Will little cis boys be sent to the service just because they like dolls and makeup? Will little cis girls be sent to the service just because they like sport?

Is the NHS taking gender non-conformity back under clinical scrutiny? Are we going back to the 1950s? Who knows.

Adding no value – potentially causing significant harm

The pilot proposes providing ‘education’ to families of trans children. Whilst denying the existence of all modern research. Whilst providing advice that is directly contradicted by all modern research. Let’s be clear – this is not education – this is miseducation. Disinformation. Propaganda. Training parents to enforce cis norms on trans kids – training (and scaring and threatening) parents to reject their trans kids.

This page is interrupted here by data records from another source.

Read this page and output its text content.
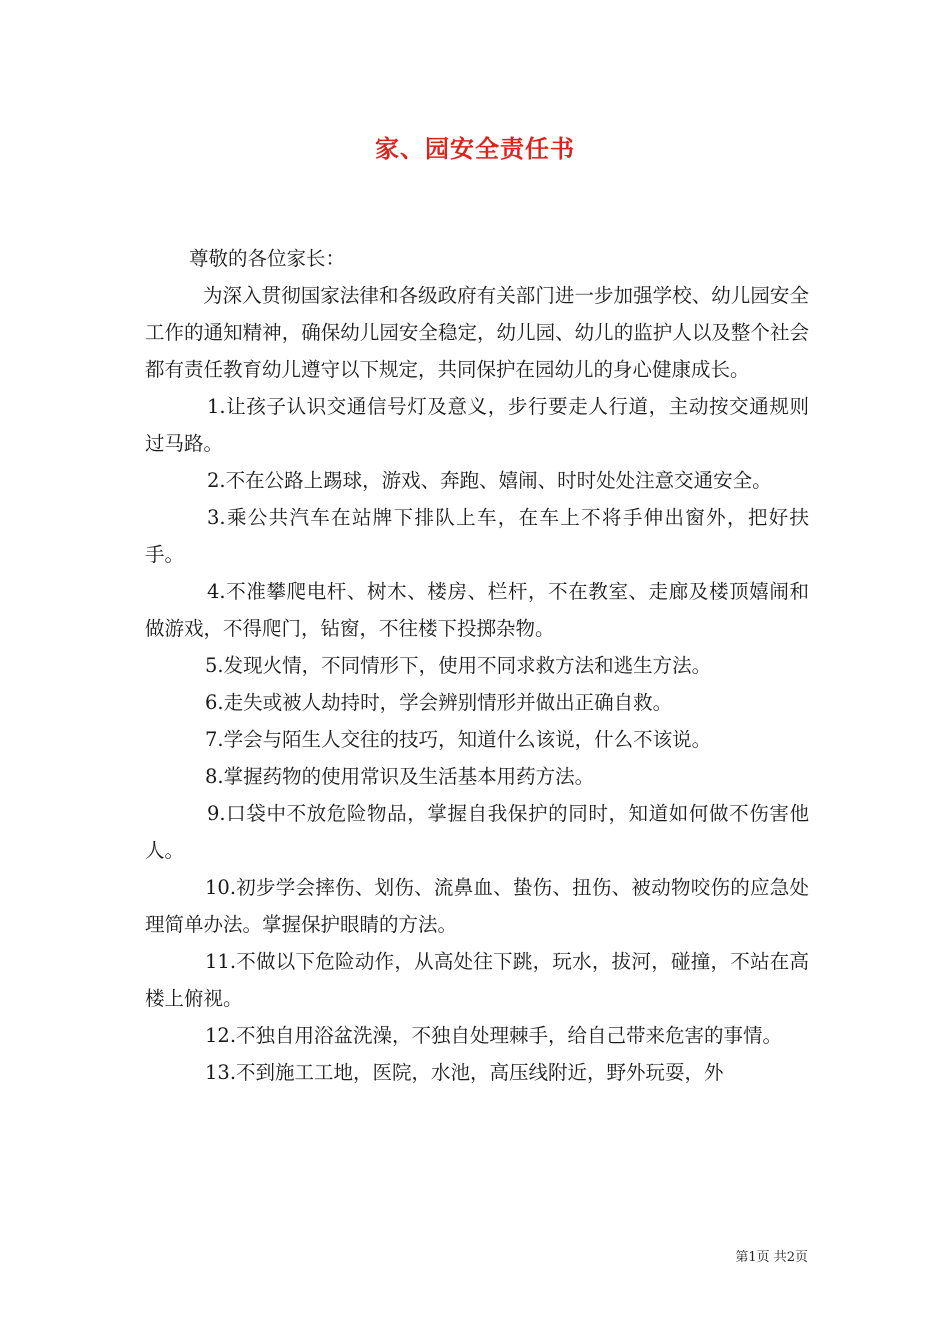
家、园安全责任书

尊敬的各位家长：

为深入贯彻国家法律和各级政府有关部门进一步加强学校、幼儿园安全工作的通知精神，确保幼儿园安全稳定，幼儿园、幼儿的监护人以及整个社会都有责任教育幼儿遵守以下规定，共同保护在园幼儿的身心健康成长。

1.让孩子认识交通信号灯及意义，步行要走人行道，主动按交通规则过马路。

2.不在公路上踢球，游戏、奔跑、嬉闹、时时处处注意交通安全。

3.乘公共汽车在站牌下排队上车，在车上不将手伸出窗外，把好扶手。

4.不准攀爬电杆、树木、楼房、栏杆，不在教室、走廊及楼顶嬉闹和做游戏，不得爬门，钻窗，不往楼下投掷杂物。

5.发现火情，不同情形下，使用不同求救方法和逃生方法。

6.走失或被人劫持时，学会辨别情形并做出正确自救。

7.学会与陌生人交往的技巧，知道什么该说，什么不该说。

8.掌握药物的使用常识及生活基本用药方法。

9.口袋中不放危险物品，掌握自我保护的同时，知道如何做不伤害他人。

10.初步学会摔伤、划伤、流鼻血、蛰伤、扭伤、被动物咬伤的应急处理简单办法。掌握保护眼睛的方法。

11.不做以下危险动作，从高处往下跳，玩水，拔河，碰撞，不站在高楼上俯视。

12.不独自用浴盆洗澡，不独自处理棘手，给自己带来危害的事情。

13.不到施工工地，医院，水池，高压线附近，野外玩耍，外

第1页 共2页
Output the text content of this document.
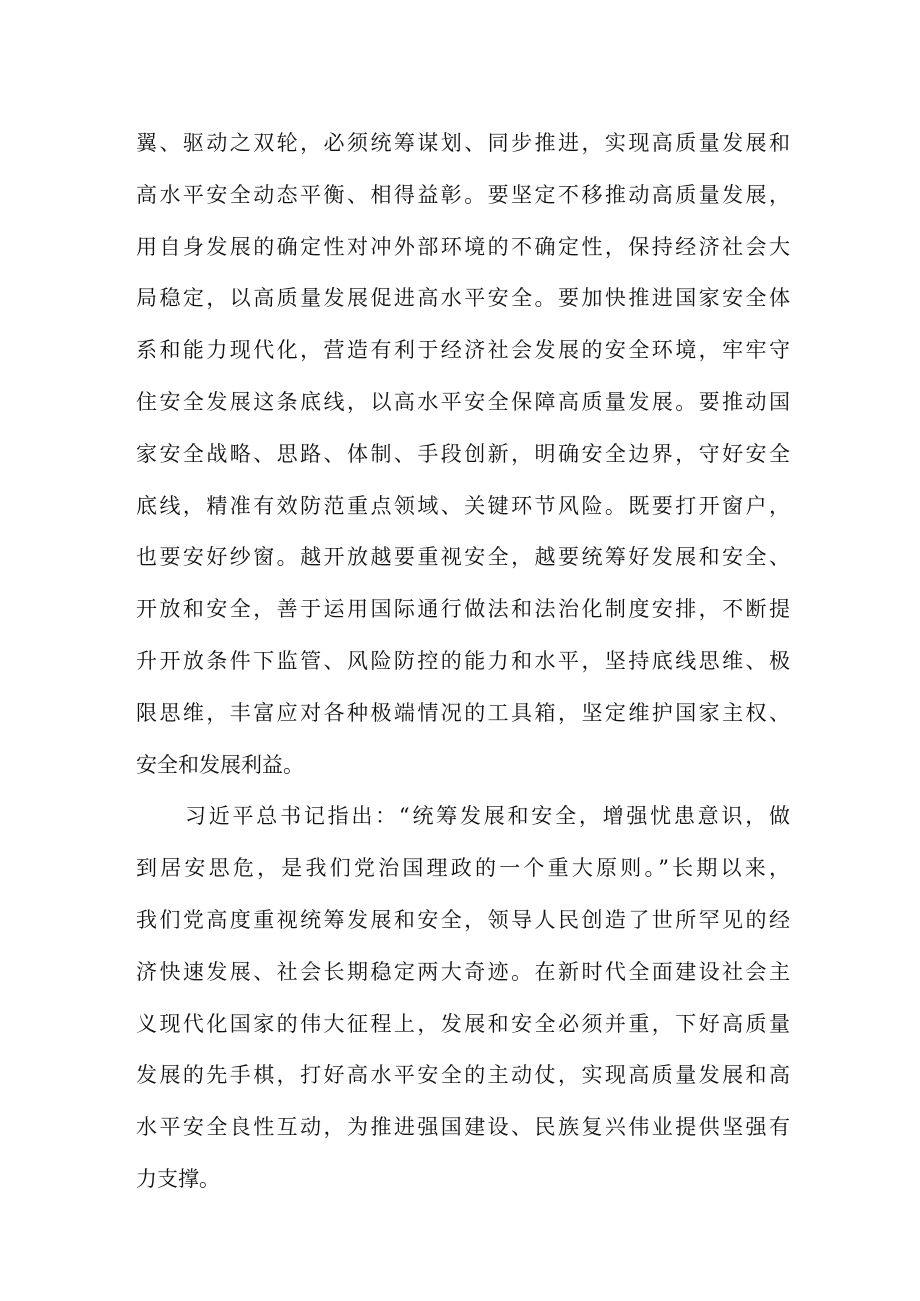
翼、驱动之双轮，必须统筹谋划、同步推进，实现高质量发展和
高水平安全动态平衡、相得益彰。要坚定不移推动高质量发展，
用自身发展的确定性对冲外部环境的不确定性，保持经济社会大
局稳定，以高质量发展促进高水平安全。要加快推进国家安全体
系和能力现代化，营造有利于经济社会发展的安全环境，牢牢守
住安全发展这条底线，以高水平安全保障高质量发展。要推动国
家安全战略、思路、体制、手段创新，明确安全边界，守好安全
底线，精准有效防范重点领域、关键环节风险。既要打开窗户，
也要安好纱窗。越开放越要重视安全，越要统筹好发展和安全、
开放和安全，善于运用国际通行做法和法治化制度安排，不断提
升开放条件下监管、风险防控的能力和水平，坚持底线思维、极
限思维，丰富应对各种极端情况的工具箱，坚定维护国家主权、
安全和发展利益。
习近平总书记指出：“统筹发展和安全，增强忧患意识，做
到居安思危，是我们党治国理政的一个重大原则。”长期以来，
我们党高度重视统筹发展和安全，领导人民创造了世所罕见的经
济快速发展、社会长期稳定两大奇迹。在新时代全面建设社会主
义现代化国家的伟大征程上，发展和安全必须并重，下好高质量
发展的先手棋，打好高水平安全的主动仗，实现高质量发展和高
水平安全良性互动，为推进强国建设、民族复兴伟业提供坚强有
力支撑。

One of my specific articles showed the experience of parents who reject their trans kids. This study showed the significant harms of months or years of childhood rejection, focusing on families who came to eventually, in mid or late pre-adolescence support their trans child.

Other articles of mine (for example) drawn from this same cohort of younger trans kids, showed the life changing positive impact of childhood support. Social transition allows trans kids to have a happy childhood. A summary of the literature on childhood social transition showed significant evidence of benefits, and zero evidence of harms.

This pilot is designed for the exact opposite.
To educate parents to reject their child.

To deny social transition.

To ensure schools do not support social transition at primary school.

To deny trans kids any opportunity of a safe and happy childhood.